Novartis is likely to be the second company to face a US FDA decision on a gene therapy, due in the first half of 2019. But behind AVXS-101 comes a host of gene therapies, and combined forecasts for assets in this category now stand at $16bn in 2024.
|Gene therapy expectations keep rising|
|Product||Company||Pharma class||2024e sales ($m)||Status|
|LentiGlobin||Bluebird Bio||Beta-globin gene therapy||1,890||Filed|
|AAVrh74.MHCK7.Micro-Dystrophin||Sarepta Therapeutics||Micro-dystrophin gene therapy||1,659||Phase II|
|SGT-001||Solid Biosciences||Micro-dystrophin gene therapy||1,589||Phase II|
|AVXS-101||Novartis||Survival motor neuron gene therapy||1,434||Filed|
|Valoctocogene roxaparvovec||Biomarin Pharmaceutical||AAV-factor VIII gene therapy||1,215||Phase III|
|CTX001||Crispr Therapeutics||Crispr gene therapy||1,118||Phase II|
|AMT-061||Uniqure||Factor IX gene therapy||763||Phase III|
|SPK-8011||Spark Therapeutics||Factor VIII gene therapy||458||Phase II|
|VY-AADC01||Voyager Therapeutics||Adeno-associated virus gene therapy||406||Phase I|
|Ad-RTS-hIL-12||Ziopharm Oncology||IL-12 gene therapy||378||Phase II|
|Total top 10||10,909|
The last time Vantage looked at this space, as recently as September, the forecast stood at $13bn (Gene therapy deal-making shows no signs of stopping, September 24, 2018).

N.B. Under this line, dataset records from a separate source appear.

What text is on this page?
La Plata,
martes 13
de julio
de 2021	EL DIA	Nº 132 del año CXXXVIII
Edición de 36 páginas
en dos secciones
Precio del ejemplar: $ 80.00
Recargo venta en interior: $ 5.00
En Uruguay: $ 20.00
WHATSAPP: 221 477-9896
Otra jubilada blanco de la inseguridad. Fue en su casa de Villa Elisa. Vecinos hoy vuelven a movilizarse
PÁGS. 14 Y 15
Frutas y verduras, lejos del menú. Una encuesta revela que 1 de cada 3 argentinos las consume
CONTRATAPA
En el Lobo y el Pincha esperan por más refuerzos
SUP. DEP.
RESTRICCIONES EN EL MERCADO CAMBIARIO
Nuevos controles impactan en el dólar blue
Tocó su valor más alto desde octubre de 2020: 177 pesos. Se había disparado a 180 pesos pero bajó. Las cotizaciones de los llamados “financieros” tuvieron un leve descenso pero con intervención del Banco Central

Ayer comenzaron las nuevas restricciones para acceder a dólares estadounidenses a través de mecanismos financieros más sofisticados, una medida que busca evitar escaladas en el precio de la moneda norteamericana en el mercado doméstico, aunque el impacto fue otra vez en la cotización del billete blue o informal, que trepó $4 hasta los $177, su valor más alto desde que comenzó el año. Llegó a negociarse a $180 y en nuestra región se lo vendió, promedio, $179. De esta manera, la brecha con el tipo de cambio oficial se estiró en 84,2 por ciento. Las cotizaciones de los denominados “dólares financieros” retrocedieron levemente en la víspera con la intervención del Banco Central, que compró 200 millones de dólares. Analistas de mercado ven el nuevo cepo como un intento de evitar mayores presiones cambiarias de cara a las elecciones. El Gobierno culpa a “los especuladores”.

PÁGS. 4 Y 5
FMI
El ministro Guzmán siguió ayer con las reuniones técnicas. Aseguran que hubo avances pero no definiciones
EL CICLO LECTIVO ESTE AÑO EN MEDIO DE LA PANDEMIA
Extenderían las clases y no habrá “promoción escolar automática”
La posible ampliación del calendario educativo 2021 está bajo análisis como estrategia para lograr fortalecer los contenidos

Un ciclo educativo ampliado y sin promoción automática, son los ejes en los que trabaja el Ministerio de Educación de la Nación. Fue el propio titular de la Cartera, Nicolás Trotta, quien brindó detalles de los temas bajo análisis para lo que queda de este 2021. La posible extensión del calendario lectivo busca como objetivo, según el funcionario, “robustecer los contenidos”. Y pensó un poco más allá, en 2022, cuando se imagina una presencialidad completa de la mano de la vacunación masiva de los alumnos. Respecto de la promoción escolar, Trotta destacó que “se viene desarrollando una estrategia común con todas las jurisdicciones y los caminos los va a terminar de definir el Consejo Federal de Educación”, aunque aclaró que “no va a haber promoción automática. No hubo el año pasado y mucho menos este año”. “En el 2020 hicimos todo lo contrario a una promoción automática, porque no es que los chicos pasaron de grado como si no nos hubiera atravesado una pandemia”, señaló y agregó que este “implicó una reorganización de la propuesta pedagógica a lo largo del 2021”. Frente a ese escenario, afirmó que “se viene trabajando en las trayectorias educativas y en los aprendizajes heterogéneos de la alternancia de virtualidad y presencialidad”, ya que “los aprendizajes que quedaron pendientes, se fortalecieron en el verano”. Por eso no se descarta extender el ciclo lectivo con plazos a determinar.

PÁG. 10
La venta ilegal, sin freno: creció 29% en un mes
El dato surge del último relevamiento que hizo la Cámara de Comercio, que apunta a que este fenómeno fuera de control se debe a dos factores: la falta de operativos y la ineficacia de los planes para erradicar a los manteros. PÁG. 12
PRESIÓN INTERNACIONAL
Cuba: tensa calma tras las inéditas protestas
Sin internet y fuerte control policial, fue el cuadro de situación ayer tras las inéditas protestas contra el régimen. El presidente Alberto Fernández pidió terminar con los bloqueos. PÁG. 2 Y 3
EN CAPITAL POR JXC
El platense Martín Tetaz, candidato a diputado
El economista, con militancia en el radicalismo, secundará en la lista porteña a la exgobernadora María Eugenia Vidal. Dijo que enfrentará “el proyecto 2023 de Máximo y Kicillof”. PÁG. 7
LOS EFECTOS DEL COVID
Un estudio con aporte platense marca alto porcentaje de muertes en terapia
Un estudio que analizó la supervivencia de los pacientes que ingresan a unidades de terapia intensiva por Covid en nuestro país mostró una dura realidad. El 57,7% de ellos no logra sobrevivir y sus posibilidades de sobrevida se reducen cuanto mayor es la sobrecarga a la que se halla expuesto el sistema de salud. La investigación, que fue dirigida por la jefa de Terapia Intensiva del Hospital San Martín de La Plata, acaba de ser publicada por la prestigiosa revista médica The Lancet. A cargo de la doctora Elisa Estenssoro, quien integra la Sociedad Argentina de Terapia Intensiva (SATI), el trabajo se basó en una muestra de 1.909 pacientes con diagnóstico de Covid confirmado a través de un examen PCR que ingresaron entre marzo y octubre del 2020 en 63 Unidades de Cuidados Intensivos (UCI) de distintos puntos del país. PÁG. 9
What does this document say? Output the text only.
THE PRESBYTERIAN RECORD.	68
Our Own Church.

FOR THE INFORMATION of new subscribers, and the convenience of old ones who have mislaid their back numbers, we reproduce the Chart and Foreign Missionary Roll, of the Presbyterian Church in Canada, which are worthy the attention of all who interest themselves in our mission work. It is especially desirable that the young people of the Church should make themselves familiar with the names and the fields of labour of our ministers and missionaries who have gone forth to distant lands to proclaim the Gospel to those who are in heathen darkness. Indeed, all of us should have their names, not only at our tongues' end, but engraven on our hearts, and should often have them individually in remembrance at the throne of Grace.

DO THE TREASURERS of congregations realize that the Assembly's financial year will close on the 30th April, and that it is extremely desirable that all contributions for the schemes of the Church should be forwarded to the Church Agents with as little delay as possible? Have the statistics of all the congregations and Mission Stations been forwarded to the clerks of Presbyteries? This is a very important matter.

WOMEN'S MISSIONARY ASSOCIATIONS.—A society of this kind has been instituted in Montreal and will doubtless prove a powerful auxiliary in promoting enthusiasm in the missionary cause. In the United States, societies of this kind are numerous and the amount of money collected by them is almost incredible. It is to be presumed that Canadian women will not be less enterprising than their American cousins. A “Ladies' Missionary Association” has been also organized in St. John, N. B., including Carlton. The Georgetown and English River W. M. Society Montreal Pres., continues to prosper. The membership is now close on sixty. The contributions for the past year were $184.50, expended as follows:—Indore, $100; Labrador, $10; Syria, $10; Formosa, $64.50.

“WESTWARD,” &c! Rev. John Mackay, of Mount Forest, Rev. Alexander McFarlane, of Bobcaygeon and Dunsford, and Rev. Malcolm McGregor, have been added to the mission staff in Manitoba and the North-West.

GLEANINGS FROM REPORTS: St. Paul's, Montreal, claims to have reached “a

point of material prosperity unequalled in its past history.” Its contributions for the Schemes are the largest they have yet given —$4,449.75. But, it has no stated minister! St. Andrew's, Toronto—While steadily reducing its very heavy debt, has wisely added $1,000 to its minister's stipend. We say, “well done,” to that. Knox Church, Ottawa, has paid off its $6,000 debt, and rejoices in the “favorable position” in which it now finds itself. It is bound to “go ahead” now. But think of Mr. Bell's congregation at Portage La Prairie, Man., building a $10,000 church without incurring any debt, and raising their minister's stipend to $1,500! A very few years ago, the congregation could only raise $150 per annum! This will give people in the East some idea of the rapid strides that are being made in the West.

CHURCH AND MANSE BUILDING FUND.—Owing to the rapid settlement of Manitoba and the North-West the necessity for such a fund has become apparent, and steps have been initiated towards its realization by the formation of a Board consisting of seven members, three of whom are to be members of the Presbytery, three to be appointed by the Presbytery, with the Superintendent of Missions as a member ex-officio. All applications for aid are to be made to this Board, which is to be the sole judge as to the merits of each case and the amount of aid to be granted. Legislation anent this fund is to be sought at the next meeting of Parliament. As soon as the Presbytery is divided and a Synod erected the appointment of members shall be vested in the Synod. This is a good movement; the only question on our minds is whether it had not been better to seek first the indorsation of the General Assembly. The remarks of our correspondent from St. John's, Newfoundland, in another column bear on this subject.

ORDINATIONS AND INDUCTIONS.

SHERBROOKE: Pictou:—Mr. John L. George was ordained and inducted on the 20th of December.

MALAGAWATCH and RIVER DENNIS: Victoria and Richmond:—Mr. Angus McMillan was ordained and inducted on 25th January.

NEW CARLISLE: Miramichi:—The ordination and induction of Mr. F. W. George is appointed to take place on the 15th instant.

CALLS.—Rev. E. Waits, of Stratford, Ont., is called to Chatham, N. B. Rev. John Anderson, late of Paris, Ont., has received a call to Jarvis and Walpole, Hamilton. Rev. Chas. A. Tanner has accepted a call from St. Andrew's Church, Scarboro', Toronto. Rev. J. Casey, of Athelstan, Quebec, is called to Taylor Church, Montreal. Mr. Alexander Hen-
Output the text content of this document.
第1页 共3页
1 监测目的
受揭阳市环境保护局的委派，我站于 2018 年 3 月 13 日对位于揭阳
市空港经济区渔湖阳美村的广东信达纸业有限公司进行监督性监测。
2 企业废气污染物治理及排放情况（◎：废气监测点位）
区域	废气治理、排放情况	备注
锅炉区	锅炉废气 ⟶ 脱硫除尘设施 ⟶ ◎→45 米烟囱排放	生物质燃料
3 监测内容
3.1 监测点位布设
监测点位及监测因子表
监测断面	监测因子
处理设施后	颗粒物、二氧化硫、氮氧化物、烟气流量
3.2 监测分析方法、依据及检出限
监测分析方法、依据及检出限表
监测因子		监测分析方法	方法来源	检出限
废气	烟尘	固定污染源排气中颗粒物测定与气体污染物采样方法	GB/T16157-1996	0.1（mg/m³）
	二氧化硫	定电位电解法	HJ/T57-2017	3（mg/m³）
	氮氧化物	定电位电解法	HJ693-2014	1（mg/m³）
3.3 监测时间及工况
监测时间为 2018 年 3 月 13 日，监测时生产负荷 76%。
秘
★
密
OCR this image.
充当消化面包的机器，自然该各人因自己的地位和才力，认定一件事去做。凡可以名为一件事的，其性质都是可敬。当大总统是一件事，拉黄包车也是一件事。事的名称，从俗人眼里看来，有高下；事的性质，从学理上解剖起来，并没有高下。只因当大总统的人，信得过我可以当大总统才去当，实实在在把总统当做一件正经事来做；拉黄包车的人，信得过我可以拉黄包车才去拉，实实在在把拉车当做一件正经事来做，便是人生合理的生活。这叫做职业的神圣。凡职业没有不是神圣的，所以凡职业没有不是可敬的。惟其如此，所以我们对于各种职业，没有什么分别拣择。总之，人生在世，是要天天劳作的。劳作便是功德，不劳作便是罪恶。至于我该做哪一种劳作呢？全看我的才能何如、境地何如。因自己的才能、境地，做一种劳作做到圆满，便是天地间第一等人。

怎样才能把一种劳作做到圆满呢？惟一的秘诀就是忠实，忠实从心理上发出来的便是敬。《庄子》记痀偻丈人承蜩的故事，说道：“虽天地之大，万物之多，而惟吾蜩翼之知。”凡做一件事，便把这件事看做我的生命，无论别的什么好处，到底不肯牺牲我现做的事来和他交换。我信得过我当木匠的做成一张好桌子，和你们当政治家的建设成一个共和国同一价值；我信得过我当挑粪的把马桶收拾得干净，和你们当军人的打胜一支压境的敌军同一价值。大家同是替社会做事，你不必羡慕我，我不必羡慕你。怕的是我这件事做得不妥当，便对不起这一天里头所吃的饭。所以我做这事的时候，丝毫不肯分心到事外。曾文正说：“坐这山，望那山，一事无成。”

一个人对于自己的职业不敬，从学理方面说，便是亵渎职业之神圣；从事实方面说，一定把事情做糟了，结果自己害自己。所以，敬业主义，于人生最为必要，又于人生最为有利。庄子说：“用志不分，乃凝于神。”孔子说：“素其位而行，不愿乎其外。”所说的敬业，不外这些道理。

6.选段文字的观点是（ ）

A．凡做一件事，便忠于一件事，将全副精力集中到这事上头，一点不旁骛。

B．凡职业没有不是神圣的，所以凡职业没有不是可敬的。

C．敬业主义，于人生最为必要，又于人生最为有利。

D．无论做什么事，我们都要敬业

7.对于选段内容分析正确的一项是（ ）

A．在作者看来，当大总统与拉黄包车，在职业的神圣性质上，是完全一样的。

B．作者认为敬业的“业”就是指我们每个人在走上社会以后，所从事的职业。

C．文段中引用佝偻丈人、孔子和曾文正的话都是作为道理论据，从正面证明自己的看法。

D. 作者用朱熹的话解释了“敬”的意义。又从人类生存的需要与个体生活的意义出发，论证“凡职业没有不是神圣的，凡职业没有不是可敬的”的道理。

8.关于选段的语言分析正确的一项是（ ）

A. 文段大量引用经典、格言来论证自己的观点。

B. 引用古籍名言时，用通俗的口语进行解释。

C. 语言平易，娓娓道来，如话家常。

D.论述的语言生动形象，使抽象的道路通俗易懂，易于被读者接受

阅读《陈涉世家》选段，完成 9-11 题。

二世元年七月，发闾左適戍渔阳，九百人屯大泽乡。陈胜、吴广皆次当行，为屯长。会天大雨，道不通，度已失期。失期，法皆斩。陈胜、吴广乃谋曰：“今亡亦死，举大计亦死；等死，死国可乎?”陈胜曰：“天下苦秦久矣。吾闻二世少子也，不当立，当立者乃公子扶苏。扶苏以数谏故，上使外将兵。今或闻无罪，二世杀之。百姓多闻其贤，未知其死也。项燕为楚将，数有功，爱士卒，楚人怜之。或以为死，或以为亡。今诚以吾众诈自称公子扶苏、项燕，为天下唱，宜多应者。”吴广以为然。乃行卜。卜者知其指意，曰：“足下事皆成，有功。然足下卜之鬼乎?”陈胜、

But since then Solid Biosciences’ Duchenne muscular dystrophy project has emerged as a rival to Sarepta Therapeutics’ AAVrh74.MHCK7.Micro-Dystrophin. Other projects that have begun getting the sellside's attention since then include Oncosec Medical's Tavo and Homology Medicines's HMI-102, which show up just outside the top 10 with 2024 forecasts of $371m and $362m respectively.
Gene therapy and more
Expectations for gene therapy might be a bit overheated, but they come in the context of a larger migration towards orphan drugs, a trend that has been justified in part because of an abbreviated regulatory pathway and a friendlier payer stance thanks to low patient numbers. Commenting on a survey of payers, Leerink analyst Joseph Schwartz noted that 10% of prescription drug spending is on orphan indications, equating to about 1% the entire $3.7tn the US will spend on healthcare in 2018.
Put this way, it seems like a modest amount. From a different perspective, these patients constitute 2% of covered lives, and spending 1% of the nation's health care budget, $37bn, on these drugs alone – not including physician or hospital care – ought to raise some concerns.
And then there is the fact that a very small proportion of rare diseases have treatments. As biopharma R&D produces more effective treatments, including gene therapies, the share of healthcare budget they consume will only grow.
Even if million-dollar treatments are cost effective in the long term, the sector cannot deny that they will test the limits of what healthcare systems can afford. Creative reimbursement schemes will be needed to ease the pain, and pharma needs to negotiate constructively with payers to ensure access.